Muni passengers stuggle to board an already-packed shuttle during Thursday's subway shutdown.Muni riders board an already-packed shuttle during Thursday's Metro shutdown. Photo: Matt Baume

Muni may be having trouble acquiring cash these days, but there's one thing that's never in short supply for the transit agency: advice.

Among the many organizations pressuring Muni to resist service cuts, the newly formed San Francisco Transit Riders Union (SFTRU) is drawing a good deal of interest from local transit advocates and organizers.
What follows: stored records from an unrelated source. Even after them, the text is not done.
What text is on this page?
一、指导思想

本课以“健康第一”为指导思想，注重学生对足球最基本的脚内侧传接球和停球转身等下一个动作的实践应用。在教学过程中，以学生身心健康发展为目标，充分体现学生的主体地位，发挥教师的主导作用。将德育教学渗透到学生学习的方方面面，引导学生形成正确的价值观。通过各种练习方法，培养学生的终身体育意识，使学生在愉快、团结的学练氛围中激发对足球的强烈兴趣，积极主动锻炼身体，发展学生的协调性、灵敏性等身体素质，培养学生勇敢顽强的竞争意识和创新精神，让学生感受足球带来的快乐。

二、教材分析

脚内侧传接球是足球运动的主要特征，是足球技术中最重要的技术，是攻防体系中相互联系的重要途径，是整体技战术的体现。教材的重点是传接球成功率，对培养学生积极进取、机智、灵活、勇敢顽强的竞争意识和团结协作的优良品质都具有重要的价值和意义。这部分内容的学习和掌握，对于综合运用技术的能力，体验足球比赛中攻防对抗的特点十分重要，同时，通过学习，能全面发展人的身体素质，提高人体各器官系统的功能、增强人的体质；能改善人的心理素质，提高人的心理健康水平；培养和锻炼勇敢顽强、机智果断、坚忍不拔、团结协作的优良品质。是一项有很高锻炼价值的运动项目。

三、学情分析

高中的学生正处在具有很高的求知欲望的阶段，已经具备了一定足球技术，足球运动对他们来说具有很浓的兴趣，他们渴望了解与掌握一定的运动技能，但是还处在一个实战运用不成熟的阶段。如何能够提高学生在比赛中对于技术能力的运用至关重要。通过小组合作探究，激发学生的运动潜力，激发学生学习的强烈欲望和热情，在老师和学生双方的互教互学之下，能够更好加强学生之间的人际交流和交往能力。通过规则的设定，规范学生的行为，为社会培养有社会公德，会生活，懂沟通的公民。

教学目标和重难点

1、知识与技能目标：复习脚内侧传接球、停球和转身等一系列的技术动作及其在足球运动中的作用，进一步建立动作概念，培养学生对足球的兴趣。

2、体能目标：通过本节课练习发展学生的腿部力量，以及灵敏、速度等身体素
Led by former San Francisco Bike Coalition (SFBC) honcho Dave Snyder, SFTRU met yesterday at the SFBC's new headquarters to discuss the organization's next steps.

With a steering committee now in place, including the Chinatown Community Development Center, Senior Action Network, Transport Workers United Local 250-A, San Francisco Planning & Urban Research (SPUR), Rescue Muni, Walk SF, and the SFBC, the SFTRU is turning its focus to building consensus around solutions for improving the transit operator.

At the top of the priority list are the ten-percent service cuts recently approved by the SF Municipal Transportation Agency Board. Just as SPUR offered a long list of options the SFMTA could be taking in lieu of cuts, the SFTRU has a fiscal analysis of money-making opportunities that Muni is currently passing up. Those include reducing work orders, closing a tax loophole for valet parking, and instituting Sunday parking meter enforcement.

Of course, each of those recommended measures comes with its own set of challenges. Mayor Gavin Newsom has stood firm on work orders, taking the position that it's reasonable and appropriate for other city departments to send Muni bills for millions of dollars. Newsom has also resisted measures that would reduce public subsidies for parking spaces.